Isa 62:1-5; Ps 89:4-29; Acts 13:16-25; Matt 1:1-25
Today’s three readings combined, sum up beautifully the context in which the Child Jesus will be born in the strange surroundings of a stable in Bethlehem. All is now about to fulfilled for each one of us, as we prepare this evening to celebrate the birth of God’s Son among us, as one of us.
This beautiful passage from Isaiah is a message of consolation, which can easily be applied to the Church and to all of us in the community of Christ, who look forward to the birth and the coming of our Saviour. It is interesting to note that integrity is seen as a precious gift needed by the Church as a whole, and by each one of us. Integrity means that we are everything we proclaim to be; that there is no hidden agenda, only total transparency: “What you see is all there is.”
The Second Reading from the Acts of the Apostles represents a speech, which St Paul gave on his first missionary journey to fellow Jews in the synagogue at Antioch. In it he gives a brief history of the Jewish people leading up to St John the Baptist and the appearance of Jesus, the Saviour of his people. Here too there is the emphasis on the continuity between the Jewish people and the emergence of Jesus as a Saviour arising from among them – their Saviour and ours.
Many find the genealogy a rather boring and incomprehensible list of unpronounceable names. However, by giving us this list of names St Matthew is emphasising, that Jesus’ lineage goes back to the very beginnings of Israelite history beginning with Abraham. Jesus is the natural continuation of God’s long connection and involvement in the history of his people.
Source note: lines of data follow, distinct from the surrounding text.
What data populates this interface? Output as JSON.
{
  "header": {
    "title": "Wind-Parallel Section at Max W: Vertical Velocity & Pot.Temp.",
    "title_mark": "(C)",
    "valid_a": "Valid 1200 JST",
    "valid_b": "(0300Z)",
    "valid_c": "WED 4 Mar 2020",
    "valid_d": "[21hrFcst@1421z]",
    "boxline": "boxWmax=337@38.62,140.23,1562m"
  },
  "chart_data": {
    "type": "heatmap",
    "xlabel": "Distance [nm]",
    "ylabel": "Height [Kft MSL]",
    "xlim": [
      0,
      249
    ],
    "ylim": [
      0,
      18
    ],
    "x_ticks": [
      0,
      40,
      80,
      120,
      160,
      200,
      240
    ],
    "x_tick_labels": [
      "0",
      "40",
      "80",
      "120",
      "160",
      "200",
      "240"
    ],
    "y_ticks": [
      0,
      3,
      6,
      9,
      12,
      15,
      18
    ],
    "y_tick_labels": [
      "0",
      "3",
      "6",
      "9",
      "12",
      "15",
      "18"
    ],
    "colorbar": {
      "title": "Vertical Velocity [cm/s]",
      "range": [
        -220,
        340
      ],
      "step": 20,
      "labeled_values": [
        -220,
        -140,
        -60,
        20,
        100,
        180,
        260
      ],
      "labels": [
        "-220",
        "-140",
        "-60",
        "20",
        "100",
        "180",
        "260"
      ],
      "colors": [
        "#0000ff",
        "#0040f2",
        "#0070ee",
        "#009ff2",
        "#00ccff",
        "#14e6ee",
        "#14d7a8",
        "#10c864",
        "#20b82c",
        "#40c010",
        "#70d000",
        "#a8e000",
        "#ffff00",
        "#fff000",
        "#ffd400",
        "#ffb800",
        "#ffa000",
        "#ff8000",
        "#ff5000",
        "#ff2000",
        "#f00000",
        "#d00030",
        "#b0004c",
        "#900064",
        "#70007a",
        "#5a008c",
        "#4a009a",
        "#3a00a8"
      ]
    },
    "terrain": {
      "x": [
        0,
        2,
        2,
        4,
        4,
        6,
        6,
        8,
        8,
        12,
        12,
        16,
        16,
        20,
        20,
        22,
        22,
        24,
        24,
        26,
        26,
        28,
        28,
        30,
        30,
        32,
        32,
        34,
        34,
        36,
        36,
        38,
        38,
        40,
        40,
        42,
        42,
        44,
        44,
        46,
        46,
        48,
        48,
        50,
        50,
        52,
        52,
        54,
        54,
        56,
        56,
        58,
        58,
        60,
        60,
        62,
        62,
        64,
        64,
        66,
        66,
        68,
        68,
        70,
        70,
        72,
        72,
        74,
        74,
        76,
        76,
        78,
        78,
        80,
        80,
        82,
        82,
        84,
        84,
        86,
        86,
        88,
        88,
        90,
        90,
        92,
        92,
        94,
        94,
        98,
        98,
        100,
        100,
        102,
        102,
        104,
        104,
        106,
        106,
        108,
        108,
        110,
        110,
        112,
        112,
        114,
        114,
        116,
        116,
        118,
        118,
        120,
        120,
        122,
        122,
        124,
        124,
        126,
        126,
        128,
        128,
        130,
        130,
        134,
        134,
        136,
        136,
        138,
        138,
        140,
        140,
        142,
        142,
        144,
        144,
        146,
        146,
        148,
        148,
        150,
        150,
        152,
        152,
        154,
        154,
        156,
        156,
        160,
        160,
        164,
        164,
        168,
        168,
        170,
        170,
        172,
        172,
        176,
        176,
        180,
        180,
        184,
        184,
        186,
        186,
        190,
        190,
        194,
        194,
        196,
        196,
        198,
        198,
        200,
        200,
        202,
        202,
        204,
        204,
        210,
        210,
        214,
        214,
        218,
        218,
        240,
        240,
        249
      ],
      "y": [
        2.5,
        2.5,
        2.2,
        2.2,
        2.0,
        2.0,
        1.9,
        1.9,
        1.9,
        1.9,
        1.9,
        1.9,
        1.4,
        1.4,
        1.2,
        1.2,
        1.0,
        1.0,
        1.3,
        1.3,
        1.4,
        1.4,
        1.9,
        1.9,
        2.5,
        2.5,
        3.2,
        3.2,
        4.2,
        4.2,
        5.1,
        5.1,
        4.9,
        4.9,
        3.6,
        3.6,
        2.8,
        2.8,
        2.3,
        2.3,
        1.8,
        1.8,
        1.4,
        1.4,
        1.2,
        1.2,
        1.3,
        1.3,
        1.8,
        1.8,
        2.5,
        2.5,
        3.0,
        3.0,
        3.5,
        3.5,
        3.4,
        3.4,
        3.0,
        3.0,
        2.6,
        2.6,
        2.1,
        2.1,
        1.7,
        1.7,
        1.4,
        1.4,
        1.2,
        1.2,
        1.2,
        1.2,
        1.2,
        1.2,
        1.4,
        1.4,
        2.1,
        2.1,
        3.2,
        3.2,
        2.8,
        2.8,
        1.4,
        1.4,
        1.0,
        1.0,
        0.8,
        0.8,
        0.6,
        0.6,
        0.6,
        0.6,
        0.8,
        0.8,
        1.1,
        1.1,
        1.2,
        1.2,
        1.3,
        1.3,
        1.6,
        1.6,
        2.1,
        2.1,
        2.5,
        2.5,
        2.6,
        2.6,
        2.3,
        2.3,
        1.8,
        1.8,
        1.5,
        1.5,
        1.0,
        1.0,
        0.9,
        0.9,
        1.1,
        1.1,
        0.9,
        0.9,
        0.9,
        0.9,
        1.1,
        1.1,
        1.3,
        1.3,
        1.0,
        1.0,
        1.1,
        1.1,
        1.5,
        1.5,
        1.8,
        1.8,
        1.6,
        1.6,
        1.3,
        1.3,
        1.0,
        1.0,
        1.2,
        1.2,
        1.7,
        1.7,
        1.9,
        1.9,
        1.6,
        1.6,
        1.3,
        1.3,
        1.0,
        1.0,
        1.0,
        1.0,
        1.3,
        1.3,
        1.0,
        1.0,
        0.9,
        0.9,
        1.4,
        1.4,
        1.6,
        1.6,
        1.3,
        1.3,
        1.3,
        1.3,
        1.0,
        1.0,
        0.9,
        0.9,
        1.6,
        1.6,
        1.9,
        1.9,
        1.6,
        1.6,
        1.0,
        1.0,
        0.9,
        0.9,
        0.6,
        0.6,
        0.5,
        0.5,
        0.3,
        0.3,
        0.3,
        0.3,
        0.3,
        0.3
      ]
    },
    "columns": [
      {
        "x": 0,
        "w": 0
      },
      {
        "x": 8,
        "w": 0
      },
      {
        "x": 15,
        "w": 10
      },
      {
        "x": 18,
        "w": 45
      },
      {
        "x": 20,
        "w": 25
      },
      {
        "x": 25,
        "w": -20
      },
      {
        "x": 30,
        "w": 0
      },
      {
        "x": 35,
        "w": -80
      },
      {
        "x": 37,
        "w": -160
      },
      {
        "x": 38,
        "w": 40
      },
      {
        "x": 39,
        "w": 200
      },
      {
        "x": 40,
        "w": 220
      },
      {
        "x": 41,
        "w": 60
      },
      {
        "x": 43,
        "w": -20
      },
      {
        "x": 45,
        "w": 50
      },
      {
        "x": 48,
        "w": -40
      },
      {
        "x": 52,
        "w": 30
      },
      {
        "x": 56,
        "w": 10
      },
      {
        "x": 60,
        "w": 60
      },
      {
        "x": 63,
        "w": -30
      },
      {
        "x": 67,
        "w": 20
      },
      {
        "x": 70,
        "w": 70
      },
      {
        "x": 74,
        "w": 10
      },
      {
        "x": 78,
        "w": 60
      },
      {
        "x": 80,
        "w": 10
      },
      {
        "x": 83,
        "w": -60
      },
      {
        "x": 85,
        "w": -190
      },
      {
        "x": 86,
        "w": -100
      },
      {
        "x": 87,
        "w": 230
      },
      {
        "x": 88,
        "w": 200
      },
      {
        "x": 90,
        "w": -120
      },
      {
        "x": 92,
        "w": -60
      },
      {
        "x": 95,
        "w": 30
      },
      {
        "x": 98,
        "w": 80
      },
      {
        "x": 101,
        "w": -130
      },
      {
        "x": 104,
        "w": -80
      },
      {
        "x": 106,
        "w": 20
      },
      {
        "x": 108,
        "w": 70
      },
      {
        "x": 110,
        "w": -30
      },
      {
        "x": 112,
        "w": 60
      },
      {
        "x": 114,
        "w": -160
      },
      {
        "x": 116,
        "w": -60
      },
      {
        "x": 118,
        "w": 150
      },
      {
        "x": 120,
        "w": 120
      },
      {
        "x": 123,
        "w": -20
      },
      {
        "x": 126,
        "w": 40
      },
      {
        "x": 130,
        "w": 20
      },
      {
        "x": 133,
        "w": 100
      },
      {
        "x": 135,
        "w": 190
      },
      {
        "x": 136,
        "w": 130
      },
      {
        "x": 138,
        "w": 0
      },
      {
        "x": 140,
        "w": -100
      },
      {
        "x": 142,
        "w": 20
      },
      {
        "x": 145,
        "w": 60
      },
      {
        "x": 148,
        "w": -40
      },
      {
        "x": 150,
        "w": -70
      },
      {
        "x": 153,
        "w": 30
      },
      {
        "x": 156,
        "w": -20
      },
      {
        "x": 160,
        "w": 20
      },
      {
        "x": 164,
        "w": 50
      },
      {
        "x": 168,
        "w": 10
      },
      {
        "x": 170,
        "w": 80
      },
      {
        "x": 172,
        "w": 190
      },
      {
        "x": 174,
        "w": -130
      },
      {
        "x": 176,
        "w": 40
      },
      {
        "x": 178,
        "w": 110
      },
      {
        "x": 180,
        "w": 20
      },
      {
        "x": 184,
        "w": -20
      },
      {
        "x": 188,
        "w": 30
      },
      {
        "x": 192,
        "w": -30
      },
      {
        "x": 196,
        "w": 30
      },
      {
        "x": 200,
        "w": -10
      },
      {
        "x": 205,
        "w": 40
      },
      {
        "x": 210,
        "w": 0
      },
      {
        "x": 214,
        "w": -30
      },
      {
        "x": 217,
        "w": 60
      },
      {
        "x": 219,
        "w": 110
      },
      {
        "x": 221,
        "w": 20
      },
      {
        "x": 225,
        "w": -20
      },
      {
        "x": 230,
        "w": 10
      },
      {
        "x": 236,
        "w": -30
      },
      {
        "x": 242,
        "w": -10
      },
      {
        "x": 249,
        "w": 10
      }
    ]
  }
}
He is in fact the long awaited climax to that history. He is the Messiah King.
This is further emphasised by his telling in the second part of the Gospel how Jesus came to be. Clearly, the agent of bringing the new life into existence is not St Joseph, but God himself. It is God who is the Father of the Child and Mary is his mother. This is the Incarnation, when the Word of God is made flesh and begins to live among us.
Again and again it astonishes us that God makes himself a child so that we may love him, so that we may dare to love him, and as a child trustingly lets himself be taken into our arms. It is as if God were saying: I know that my glory frightens you, and that you are trying to assert yourself in the face of my grandeur. So now I am coming to you as a child, so that you can accept me and love me.
At this hour, let us ask him to touch our hearts with the holy curiosity and the holy joy of the shepherds, and thus, let us go over joyfully to Bethlehem, to the Lord who today once more comes to meet us.
I wish you all a very happy Christmas, filled with peace and joy.